Additionally, it adds three new tags to the EC2 Spot instance:

Tag KeyDescription
launched_by_nops_asgTag to track that this instance was launched by ASG Compute Copilot
launched_for_asgTag to track the ASG name for which this instance is launched
launched_for_replacing_instanceTag to track the On-Demand EC2 instance ID that this instance is replacing

FAQ

  1. How does Compute Copilot replace on-demand instances?

    • For the nOps Copilot-Managed ASGs, the process of replacing on-demand instances with spot instances is described in the nOps Copilot-Managed ASGs section.

    • If the ASG is configured using the original approach, the following steps take place:

    1. ASG launches a new on-demand instance
    2. Lambda intercepts the EC2 Instance State-change Notification event from EventBridge
    3. If the created instance is not protected from termination and should be replaced, Compute Copilot performs the following steps.
      1. Copy the Launch Template or Launch Configuration from the ASG launch template
      2. In the copied Launch Template, modify Network Interfaces, Tags, Block Device and/or Mappings from the instance Launch Template or Configuration if needed
      3. Fetch recommended instance types from nOps API
      4. Request Spot Fleet with the copied Launch Template and recommended instance types
      5. Once the Spot request is fulfilled, get the Spot Instance and wait for it to its state to be Running
      6. Attach the created Spot Instance to the ASG
      7. Wait for the attached Spot Instance’s state to be InService
      8. Terminate the on-demand instance
  2. Why don’t I see some of the instance families when I create a Launch Template?

    Instance families that are not compliant with the ASG you are attempting to configure are automatically hidden. For example, if your ASG uses instances with arm64 CPU architecture, other instance families that are x86_64 will be filtered out from the list.

  3. What is Auto Update Lambda, and how does it work?

    When Auto Update is enabled, your Lambda will be automatically updated every time a new Compute Copilot version is released (12 p.m. UTC). When you deploy Compute Copilot Lambda with Auto Update, the stack will also contain a Cross-Account role.  

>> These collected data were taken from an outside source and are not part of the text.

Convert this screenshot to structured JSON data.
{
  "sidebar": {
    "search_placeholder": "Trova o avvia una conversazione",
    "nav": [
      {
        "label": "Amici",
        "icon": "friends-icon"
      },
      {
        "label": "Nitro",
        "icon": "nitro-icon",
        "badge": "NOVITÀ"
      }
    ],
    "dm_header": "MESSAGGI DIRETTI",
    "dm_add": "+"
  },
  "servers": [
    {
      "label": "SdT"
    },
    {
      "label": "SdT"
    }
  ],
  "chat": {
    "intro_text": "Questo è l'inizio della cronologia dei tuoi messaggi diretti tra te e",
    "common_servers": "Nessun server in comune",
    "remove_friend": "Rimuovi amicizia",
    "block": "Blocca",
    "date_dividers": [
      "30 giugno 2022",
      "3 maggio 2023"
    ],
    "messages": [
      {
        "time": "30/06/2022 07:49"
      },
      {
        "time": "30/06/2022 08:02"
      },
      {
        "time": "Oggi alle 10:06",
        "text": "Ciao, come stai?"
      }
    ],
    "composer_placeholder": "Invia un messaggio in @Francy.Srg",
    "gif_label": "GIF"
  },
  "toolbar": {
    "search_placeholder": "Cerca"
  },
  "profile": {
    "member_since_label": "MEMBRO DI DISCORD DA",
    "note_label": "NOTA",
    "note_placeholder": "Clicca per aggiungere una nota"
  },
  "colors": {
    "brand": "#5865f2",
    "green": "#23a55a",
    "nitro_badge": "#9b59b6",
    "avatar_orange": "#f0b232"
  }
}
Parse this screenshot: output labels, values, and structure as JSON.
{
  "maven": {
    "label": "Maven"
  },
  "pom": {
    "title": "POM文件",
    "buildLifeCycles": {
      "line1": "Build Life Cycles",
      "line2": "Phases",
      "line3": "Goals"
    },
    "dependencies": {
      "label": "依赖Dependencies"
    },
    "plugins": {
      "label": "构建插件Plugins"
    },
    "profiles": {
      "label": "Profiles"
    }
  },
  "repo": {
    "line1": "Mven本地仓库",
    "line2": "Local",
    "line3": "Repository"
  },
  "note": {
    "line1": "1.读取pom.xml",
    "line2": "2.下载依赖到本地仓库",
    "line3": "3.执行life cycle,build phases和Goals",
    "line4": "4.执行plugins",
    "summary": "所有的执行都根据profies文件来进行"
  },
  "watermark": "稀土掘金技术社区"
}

  4. What permissions does Auto-Update Cross-Account policy have?


    Action:
    - cloudformation:CreateChangeSet
    - cloudformation:DescribeStackInstance
    - cloudformation:DescribeStackResources
    - cloudformation:DescribeStacks
    - cloudformation:GetTemplateSummary
    - cloudformation:UpdateStack
    Resource:
    - !Ref AWS::StackId

    Action:
    - cloudformation:CreateChangeSet
    - cloudformation:DescribeStackEvents
    - cloudformation:DescribeStackInstance
    - cloudformation:DescribeStackResources
    - cloudformation:DescribeStacks
    - cloudformation:DescribeStackSet
    - cloudformation:DescribeStackSetOperation
    - cloudformation:GetTemplateSummary
    - cloudformation:UpdateStackInstances
    - cloudformation:UpdateStackSet
    Resource:
    - !Sub NASGEventBridgeForwarderMultiRegion

  5. Will instances protected by ASG Scale-in Protection or EC2 Termination Protection be terminated?

    No, instances protected with ASG Scale-in Protection or EC2 Termination Protection will not be terminated. All instances protected by these settings within configured ASGs will not be replaced or terminated by Compute Copilot.